Gore may calculate that there is at least a very strong chance that no Democrat can beat Bush in 2004, and that even he may succeed in reinventing himself given six whole years to do it in. This is what Richard Nixon did, and Nixon is the best model Gore could use if he did want to run for President some day. Nixon, incidentally, managed to successfully poke fun at his own buttoned-down image on NBC's "Laugh-In," and he did it using just four words. …
Soupçonner: The Shopping Fray is heating up the usual disdain for canned soups (with exceptions for several Progresso varieties). Still, as any discussion of soup must, the Fray turns to Pea Soup Andersen's, legend of California car culture, and MSG, now available in supersecret substitute forms to dupe unsuspecting consumers. Rstoler was the first to point out that "yeast extract" is one of Ms. G's many guises (for more, see this site). …

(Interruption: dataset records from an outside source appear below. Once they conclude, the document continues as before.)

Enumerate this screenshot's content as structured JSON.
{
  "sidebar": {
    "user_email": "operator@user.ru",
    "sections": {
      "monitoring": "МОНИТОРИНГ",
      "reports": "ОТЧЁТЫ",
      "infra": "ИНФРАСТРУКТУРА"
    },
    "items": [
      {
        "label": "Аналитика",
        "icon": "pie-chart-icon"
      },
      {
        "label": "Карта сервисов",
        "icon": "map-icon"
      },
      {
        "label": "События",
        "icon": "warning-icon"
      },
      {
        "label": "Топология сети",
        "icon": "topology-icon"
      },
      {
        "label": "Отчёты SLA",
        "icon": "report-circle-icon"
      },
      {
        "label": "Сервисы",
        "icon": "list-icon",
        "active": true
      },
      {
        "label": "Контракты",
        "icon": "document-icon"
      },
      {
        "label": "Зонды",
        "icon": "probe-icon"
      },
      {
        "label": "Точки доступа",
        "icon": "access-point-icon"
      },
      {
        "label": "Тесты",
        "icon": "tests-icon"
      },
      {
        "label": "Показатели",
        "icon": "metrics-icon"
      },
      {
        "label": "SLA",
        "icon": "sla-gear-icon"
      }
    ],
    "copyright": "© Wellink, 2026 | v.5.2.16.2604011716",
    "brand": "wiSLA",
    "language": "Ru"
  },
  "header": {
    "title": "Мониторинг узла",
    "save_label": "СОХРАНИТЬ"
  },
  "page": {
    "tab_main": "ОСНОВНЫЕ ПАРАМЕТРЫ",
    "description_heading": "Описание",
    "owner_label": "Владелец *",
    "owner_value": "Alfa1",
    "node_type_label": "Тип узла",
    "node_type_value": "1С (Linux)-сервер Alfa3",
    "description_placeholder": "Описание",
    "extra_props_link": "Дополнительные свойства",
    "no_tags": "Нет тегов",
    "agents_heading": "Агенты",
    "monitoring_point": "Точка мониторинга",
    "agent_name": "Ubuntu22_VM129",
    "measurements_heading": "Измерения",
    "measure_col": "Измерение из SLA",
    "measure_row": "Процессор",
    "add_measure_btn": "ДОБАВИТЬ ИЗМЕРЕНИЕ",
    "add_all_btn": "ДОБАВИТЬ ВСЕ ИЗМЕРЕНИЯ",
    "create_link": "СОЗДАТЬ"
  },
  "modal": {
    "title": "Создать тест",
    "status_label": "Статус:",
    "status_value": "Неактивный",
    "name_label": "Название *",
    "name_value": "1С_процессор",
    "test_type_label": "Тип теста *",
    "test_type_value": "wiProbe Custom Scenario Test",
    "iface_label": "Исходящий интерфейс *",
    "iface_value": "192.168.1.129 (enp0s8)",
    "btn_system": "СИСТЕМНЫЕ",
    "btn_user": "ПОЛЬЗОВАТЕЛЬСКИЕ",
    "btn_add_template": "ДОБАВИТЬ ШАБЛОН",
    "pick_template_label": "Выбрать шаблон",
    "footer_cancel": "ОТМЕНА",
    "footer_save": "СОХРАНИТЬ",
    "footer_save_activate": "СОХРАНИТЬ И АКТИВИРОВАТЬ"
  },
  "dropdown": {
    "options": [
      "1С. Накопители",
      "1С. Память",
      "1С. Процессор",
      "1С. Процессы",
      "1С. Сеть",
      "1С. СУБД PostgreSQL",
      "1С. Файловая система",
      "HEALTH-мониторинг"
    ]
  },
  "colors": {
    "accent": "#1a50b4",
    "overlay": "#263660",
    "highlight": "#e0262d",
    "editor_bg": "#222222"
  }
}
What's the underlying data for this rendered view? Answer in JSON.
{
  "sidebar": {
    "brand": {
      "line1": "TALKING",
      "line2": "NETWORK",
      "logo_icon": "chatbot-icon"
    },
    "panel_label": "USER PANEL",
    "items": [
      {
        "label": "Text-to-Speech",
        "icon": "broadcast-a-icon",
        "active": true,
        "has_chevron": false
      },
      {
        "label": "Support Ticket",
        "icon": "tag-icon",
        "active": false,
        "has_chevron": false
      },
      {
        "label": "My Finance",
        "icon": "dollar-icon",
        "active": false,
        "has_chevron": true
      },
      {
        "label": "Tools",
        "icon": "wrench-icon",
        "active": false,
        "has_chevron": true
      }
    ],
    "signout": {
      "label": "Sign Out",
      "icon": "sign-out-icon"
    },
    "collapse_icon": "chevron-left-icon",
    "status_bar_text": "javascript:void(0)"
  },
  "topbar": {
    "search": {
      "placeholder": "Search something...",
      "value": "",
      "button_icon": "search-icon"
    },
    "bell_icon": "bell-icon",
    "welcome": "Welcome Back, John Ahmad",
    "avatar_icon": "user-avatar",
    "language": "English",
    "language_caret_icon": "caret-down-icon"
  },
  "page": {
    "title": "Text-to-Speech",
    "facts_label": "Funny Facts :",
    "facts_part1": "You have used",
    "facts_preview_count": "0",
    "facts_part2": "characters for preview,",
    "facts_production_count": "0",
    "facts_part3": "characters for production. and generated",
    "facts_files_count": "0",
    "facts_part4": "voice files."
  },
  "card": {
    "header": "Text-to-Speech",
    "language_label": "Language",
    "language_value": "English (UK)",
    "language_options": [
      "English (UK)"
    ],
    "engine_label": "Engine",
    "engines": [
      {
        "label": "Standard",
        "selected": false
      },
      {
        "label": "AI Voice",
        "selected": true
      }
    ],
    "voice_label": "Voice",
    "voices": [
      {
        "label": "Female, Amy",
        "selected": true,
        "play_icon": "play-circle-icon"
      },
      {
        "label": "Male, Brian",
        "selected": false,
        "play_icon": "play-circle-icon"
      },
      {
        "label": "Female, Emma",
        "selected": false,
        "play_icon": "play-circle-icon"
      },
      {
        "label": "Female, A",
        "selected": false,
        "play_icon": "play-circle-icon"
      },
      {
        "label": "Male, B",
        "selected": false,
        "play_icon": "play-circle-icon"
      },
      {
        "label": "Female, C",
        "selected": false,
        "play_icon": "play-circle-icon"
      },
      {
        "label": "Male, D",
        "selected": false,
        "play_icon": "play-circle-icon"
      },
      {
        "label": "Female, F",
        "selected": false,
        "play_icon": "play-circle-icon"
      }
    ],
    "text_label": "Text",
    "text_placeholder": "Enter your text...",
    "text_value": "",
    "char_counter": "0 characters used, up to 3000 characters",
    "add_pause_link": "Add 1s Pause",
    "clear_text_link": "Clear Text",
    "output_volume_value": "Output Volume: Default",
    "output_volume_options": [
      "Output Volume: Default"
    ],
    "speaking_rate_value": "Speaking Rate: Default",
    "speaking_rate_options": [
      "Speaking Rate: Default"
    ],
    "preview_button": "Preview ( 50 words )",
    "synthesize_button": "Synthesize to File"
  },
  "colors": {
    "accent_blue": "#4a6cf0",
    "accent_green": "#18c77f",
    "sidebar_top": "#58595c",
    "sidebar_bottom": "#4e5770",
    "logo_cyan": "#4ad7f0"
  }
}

Turkey and stars? Responding to the International Papers discussion of the indefinite delay in Turkey's application for EU membership, PaulB and RobertMolineaux have a nice Huntingtonian thread on the prospects for Turkish democracy beginning here. Since the EU continues to shaft Turkey, Deodand has resurrected his proposal that the U.S. adopt it as the 51st state. He is taking nominations for No. 52. (I'm thinking Djibouti.) …
Sink the Biz-Marky? Whenever the topic gets narrow, the experts come out in force. The "five best indie albums" list from David Samuels has brought out the partisans and Mark Lewis's critique of James Cameron's Bismarckdocumentary has brought out the naval warfare aficionados. ThWriter has his baffled hat on here:
And come on: If the sporadically marvelous Guided by Voices is "great," the half-baked "Universal Truths and Cycles" album is "great," and ex-Bangles kewpie doll Susanna Hoffs is "great," what's left for the Vowel Bands?
As for the great Battleship vs. Carrier debate, there some question as to whether the Bismarck was obsolete when it was launched or whether its obsolescence was, um, circadian, as MatteBlacke-6 points out here:
Battleships in 1941 in the North Atlantic weren't quite obsolete. Aircraft and aircraft carriers were the dominant weapons only in the day and in good weather. You could see this in the Pacific, even a couple years later; Japanese fleet tactics of the time usually had them detaching battleships or cruisers from the main fleet to seek out US aircraft carriers for night action.